Anxiety symptoms are among the most common complaints encountered in clinical settings.
However, a variety of underlying medical conditions can present with anxiety-like features, complicating accurate diagnosis and management.
Differentiating primary anxiety disorders from medical mimics is critical for appropriate treatment and patient safety.
Neuroendocrine imbalances frequently manifest symptoms overlapping with anxiety, such as palpitations, sweating, and restlessness. Conditions like pheochromocytoma, a rare catecholamine-secreting tumor, provoke episodic hypertension and panic-like attacks. Similarly, hyperthyroidism increases metabolic activity, leading to tremors, nervousness, and irritability, often mistaken for generalized anxiety disorder.

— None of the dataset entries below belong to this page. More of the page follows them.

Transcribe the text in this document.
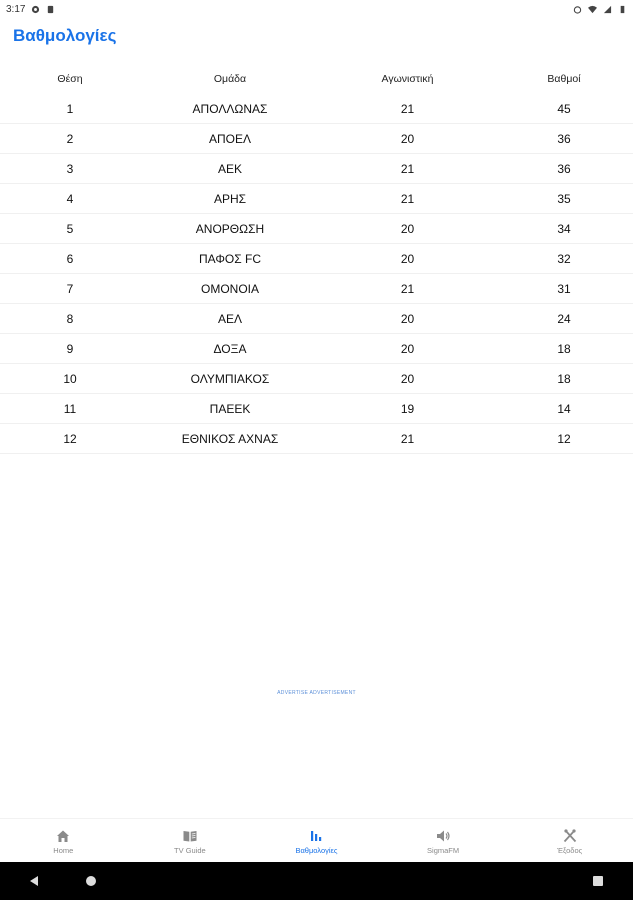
3:17
Βαθμολογίες
Θέση	Ομάδα	Αγωνιστική	Βαθμοί
1	ΑΠΟΛΛΩΝΑΣ	21	45
2	ΑΠΟΕΛ	20	36
3	ΑΕΚ	21	36
4	ΑΡΗΣ	21	35
5	ΑΝΟΡΘΩΣΗ	20	34
6	ΠΑΦΟΣ FC	20	32
7	ΟΜΟΝΟΙΑ	21	31
8	ΑΕΛ	20	24
9	ΔΟΞΑ	20	18
10	ΟΛΥΜΠΙΑΚΟΣ	20	18
11	ΠΑΕΕΚ	19	14
12	ΕΘΝΙΚΟΣ ΑΧΝΑΣ	21	12
ADVERTISE ADVERTISEMENT
Home	TV Guide	Βαθμολογίες	SigmaFM	Έξοδος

Dr. David S. Cooper, an endocrinologist, emphasizes, "When anxiety symptoms are present without a clear cause, it is critical to conduct a comprehensive thyroid and adrenal evaluation before making a psychiatric diagnosis."
Cardiovascular and pulmonary disorders can evoke symptoms resembling anxiety. For example, arrhythmias, especially supraventricular tachycardia, produce rapid heartbeat and dizziness, common features in panic episodes.
Chronic obstructive pulmonary disease (COPD) or pulmonary embolism can cause dyspnea and chest discomfort, easily misattributed to anxiety attacks. Clinicians must carefully differentiate by obtaining electrocardiograms and pulse oximetry in patients presenting with acute anxiety-like symptoms.
Imbalances in glucose, calcium, or electrolytes may provoke neuropsychiatric manifestations. Hypoglycemia triggers adrenergic responses such as sweating, shaking, and confusion. Hyponatremia or hypocalcemia can cause irritability and cognitive disturbances, mimicking anxiety states.
Neurological conditions including temporal lobe epilepsy, multiple sclerosis, and migraine disorders may produce symptoms like episodic confusion, sensory changes, or autonomic disturbances similar to panic or anxiety. Particularly, temporal lobe seizures can cause intense fear sensations and autonomic symptoms, often misread as psychiatric panic attacks.
Neurologist Dr. V. S. Ramachandran notes, "When anxiety symptoms present with sudden onset or focal neurological features, EEG and neuroimaging are crucial in differentiating neurological causes from psychiatric conditions."
Numerous medications and substances can cause anxiety-like symptoms through pharmacological effects or withdrawal syndromes. Stimulants such as caffeine, amphetamines, or corticosteroids often induce nervousness and agitation.
Conversely, withdrawal from benzodiazepines, or opioids can provoke marked anxiety and agitation, complicating clinical assessment. Detailed medication and substance use histories remain cornerstones in evaluating anxiety presentations.
Emerging evidence links autoimmune conditions like systemic lupus erythematosus (SLE) and Hashimoto's encephalopathy with neuropsychiatric symptoms that resemble anxiety. Cytokine-mediated inflammation can alter neurotransmitter pathways, contributing to mood and anxiety symptoms.
The complex interplay between physical illnesses and psychiatric symptoms necessitates a multidisciplinary approach to patients with anxiety presentations. Misdiagnosis risks inappropriate treatment and adverse outcomes, underscoring the need for thorough clinical, laboratory, and sometimes imaging assessments.
Collaboration among psychiatry, internal medicine, neurology, and endocrinology specialists fosters accurate diagnosis and tailored treatment plans.